Teaching in general practices has traditionally been well received.30,31 Students are mostly treated with respect, have the opportunity to work independently and have a broad clinical exposure.32 Previous research has also highlighted the untapped potential in the field of general practice teaching. For instance, involving general practice trainees as teachers increases primary care teaching capacity and promotes general practice as a potential career option. However, general practice trainees appear to have fewer opportunities to teach than their counterparts in other hospital-based specialties.33
This study had some limitations. There were far more female participants than male. This may have resulted in gender-biased responses. Nonetheless, it is important to recognise that there are more female medical students and female GPs than their male counterparts in Australia. Time constraints also curtailed further recruitment of participants. In addition, the study was conducted between one and four years after junior doctors had completed their internship, which could have resulted in some memory bias. However, direct and focused interview questions made it easier for participants to remember their foremost experiences related to learning during internship.
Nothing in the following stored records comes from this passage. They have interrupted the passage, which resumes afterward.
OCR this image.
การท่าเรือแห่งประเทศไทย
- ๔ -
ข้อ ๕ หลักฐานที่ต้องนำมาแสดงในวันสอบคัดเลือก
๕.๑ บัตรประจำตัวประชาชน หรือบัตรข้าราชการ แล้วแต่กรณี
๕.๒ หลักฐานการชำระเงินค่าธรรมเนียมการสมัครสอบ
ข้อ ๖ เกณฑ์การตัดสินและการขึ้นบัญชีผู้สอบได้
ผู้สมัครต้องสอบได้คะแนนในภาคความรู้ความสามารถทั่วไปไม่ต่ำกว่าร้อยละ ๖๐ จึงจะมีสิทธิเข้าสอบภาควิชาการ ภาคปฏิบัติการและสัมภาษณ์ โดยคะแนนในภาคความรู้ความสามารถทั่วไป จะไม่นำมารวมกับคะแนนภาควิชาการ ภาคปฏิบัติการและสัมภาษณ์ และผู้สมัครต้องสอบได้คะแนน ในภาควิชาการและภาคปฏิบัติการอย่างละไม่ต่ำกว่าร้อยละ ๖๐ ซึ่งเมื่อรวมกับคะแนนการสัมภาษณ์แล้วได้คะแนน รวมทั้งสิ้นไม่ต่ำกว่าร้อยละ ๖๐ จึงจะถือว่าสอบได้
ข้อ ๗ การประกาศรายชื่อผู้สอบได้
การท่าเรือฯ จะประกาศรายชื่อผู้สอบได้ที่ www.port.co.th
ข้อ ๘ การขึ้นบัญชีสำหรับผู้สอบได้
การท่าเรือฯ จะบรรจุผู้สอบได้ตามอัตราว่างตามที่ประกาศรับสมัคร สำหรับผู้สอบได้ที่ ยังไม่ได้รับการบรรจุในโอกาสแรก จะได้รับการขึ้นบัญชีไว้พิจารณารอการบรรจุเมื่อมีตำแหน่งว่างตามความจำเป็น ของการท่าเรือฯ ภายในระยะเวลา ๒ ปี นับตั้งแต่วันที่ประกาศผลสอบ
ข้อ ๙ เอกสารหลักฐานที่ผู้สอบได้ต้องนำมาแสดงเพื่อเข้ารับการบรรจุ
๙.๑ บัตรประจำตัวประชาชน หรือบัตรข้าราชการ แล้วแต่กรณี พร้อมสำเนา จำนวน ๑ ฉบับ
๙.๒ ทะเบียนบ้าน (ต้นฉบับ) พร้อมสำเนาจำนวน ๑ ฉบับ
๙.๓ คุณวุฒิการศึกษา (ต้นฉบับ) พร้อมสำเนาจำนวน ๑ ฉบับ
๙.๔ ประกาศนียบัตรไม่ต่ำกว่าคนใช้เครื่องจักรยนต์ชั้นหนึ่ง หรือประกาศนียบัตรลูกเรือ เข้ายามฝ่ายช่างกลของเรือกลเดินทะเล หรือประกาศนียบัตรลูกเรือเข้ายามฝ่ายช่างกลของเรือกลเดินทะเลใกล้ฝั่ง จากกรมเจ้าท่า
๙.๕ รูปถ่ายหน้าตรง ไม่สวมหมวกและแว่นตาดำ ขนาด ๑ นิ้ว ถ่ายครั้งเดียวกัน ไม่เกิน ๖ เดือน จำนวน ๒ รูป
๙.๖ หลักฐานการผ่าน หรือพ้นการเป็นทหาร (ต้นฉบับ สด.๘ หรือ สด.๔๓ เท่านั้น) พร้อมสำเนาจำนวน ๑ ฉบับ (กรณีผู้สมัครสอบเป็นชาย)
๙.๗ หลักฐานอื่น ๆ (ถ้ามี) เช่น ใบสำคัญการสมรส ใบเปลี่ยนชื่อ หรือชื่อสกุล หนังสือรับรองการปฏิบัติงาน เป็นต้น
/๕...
This study highlights aspects of a crucial period of medical education and reiterates the importance of professional behaviour of senior doctors in learning during internship.
Conclusion
This study showed that interns learned most aspects of the prevocational curriculum set in the Australian Curriculum Framework for interns. It also showed that interns learned in different ways depending on the type of knowledge and skill from a variety of individuals in the clinical setting. The learning environment was typically influenced by the professional behaviour of clinical teachers and supervisors. A safe and supportive learning environment is necessary for optimal learning outcomes during internship. Professional behaviour standards towards interns for senior doctors and supervisors needs to be enforced to ensure a safe and supportive learning environment for interns and junior doctors.